With a dataset like original:
id <- c("JF", "GH", "GH", "ANN", "GH", "ROG", "JF")
group <- c("most", "least", "most", "least", "least", "most", "least")
NP <- c(4,6,18,1,3,12,8)
iso_USA <- c(1, 0, 0, 0, 0, 1, 1)
iso_CHN <- c(0, 1, 1, 0, 0, 0, 0)
color <- c("blue", "orange", "blue", "blue", "red", "orange", "black")
original <- data.frame(id, group, NP, iso_USA, iso_CHN, color)
numeric <- unlist(lapply(original, is.numeric))
numeric <- names(original[ , numeric])
char <- unlist(lapply(original, is.character))

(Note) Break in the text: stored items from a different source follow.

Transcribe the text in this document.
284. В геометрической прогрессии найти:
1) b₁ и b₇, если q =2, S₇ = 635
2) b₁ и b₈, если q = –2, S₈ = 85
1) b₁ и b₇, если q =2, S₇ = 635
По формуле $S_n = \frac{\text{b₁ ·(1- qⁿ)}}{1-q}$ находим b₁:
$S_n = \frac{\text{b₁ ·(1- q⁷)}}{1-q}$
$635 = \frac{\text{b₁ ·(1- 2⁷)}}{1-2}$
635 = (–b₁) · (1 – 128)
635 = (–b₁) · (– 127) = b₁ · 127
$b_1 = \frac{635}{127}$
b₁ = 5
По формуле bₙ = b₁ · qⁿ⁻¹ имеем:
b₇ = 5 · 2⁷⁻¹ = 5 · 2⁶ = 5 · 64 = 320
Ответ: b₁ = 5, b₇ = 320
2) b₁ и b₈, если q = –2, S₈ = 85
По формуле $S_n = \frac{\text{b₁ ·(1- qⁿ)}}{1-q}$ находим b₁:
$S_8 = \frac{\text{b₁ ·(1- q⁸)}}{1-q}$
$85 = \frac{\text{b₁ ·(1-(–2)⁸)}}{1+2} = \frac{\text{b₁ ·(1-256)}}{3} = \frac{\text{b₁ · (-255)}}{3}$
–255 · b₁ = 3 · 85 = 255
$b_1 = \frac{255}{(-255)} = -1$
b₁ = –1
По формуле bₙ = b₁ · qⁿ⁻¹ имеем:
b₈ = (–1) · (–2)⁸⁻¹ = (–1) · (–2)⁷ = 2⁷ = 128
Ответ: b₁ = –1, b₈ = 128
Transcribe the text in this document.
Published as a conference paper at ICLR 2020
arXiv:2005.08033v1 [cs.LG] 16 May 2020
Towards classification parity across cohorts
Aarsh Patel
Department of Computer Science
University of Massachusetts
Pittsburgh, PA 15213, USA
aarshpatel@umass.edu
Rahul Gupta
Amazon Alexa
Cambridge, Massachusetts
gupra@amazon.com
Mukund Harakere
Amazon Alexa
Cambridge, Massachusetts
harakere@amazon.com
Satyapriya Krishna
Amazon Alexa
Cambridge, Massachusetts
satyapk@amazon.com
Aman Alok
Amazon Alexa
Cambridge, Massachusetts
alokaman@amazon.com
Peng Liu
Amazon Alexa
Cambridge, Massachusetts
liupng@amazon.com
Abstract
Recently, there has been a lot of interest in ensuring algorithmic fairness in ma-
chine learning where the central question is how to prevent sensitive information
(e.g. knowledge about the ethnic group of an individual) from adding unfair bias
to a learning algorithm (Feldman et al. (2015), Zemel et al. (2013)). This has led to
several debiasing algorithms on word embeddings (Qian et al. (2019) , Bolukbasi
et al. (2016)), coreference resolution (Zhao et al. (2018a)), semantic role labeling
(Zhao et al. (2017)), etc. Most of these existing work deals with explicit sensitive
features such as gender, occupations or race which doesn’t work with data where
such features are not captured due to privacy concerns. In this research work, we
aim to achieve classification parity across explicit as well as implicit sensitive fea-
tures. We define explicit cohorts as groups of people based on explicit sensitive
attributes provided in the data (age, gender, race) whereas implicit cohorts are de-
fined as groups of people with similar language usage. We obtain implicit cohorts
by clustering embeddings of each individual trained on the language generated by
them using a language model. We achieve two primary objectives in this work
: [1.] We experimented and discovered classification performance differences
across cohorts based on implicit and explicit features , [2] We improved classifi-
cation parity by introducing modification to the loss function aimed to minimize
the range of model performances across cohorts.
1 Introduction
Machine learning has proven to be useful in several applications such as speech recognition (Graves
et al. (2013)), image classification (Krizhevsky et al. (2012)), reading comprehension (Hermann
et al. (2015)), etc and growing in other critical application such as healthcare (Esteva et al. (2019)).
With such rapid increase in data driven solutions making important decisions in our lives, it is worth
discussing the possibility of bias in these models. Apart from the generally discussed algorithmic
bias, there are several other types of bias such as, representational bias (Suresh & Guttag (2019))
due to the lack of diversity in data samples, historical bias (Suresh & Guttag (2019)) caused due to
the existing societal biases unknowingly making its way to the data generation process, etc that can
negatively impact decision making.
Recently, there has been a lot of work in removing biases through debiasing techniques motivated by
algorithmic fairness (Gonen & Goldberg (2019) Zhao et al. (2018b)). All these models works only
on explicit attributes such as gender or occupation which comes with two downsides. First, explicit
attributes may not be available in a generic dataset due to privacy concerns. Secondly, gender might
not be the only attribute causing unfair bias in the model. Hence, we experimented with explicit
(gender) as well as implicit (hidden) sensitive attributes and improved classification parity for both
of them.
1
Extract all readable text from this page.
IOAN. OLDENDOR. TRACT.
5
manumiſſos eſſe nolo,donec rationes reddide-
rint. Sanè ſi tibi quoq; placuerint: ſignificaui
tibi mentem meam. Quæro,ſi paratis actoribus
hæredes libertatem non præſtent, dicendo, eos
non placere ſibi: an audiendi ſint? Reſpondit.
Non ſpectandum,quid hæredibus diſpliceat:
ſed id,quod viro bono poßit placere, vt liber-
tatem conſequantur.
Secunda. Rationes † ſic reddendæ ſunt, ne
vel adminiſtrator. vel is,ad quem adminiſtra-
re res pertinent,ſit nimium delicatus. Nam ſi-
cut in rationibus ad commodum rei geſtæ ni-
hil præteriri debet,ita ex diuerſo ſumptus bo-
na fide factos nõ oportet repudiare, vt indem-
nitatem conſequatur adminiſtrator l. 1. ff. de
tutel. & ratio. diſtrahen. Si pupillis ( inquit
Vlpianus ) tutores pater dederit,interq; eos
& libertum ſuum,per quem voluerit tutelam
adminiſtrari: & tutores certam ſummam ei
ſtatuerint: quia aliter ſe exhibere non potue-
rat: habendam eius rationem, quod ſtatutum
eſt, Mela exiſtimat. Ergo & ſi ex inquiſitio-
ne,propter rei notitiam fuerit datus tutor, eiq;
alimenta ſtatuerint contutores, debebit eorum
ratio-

char <- names(original[ , char])
char <- char[-1] #remove id from variables of interest
I want to group by "group" and calculate the median for the numeric variables and the mode for the character variables. Therefore, the data looks like original2. Note that my actual dataset has way more columns than the mock version presented here:
group <- c("least", "most")
NP <- c(6,12)
iso_USA <- c(0,1)
iso_CHN <- c(0, 0)
color <- c("orange", "blue")
original2 <- data.frame(group, NP, iso_USA, iso_CHN, color)
Any clue?
>Solution :
Using dplyr‘s across functionality and the the accepted answer at the FAQ about implementing a mode function:
Mode <- function(x) {
ux <- unique(x)
ux[which.max(tabulate(match(x, ux)))]
}
library(dplyr)
original %>%
select(-id) %>%
group_by(group) %>%
summarize(
across(where(is.numeric), median),
across(where(is.character), Mode)
)
# # A tibble: 2 × 6
# group NP iso_USA iso_CHN color
# <chr> <dbl> <dbl> <dbl> <chr>
# 1 least 4.5 0 0 orange
# 2 most 12 1 0 blue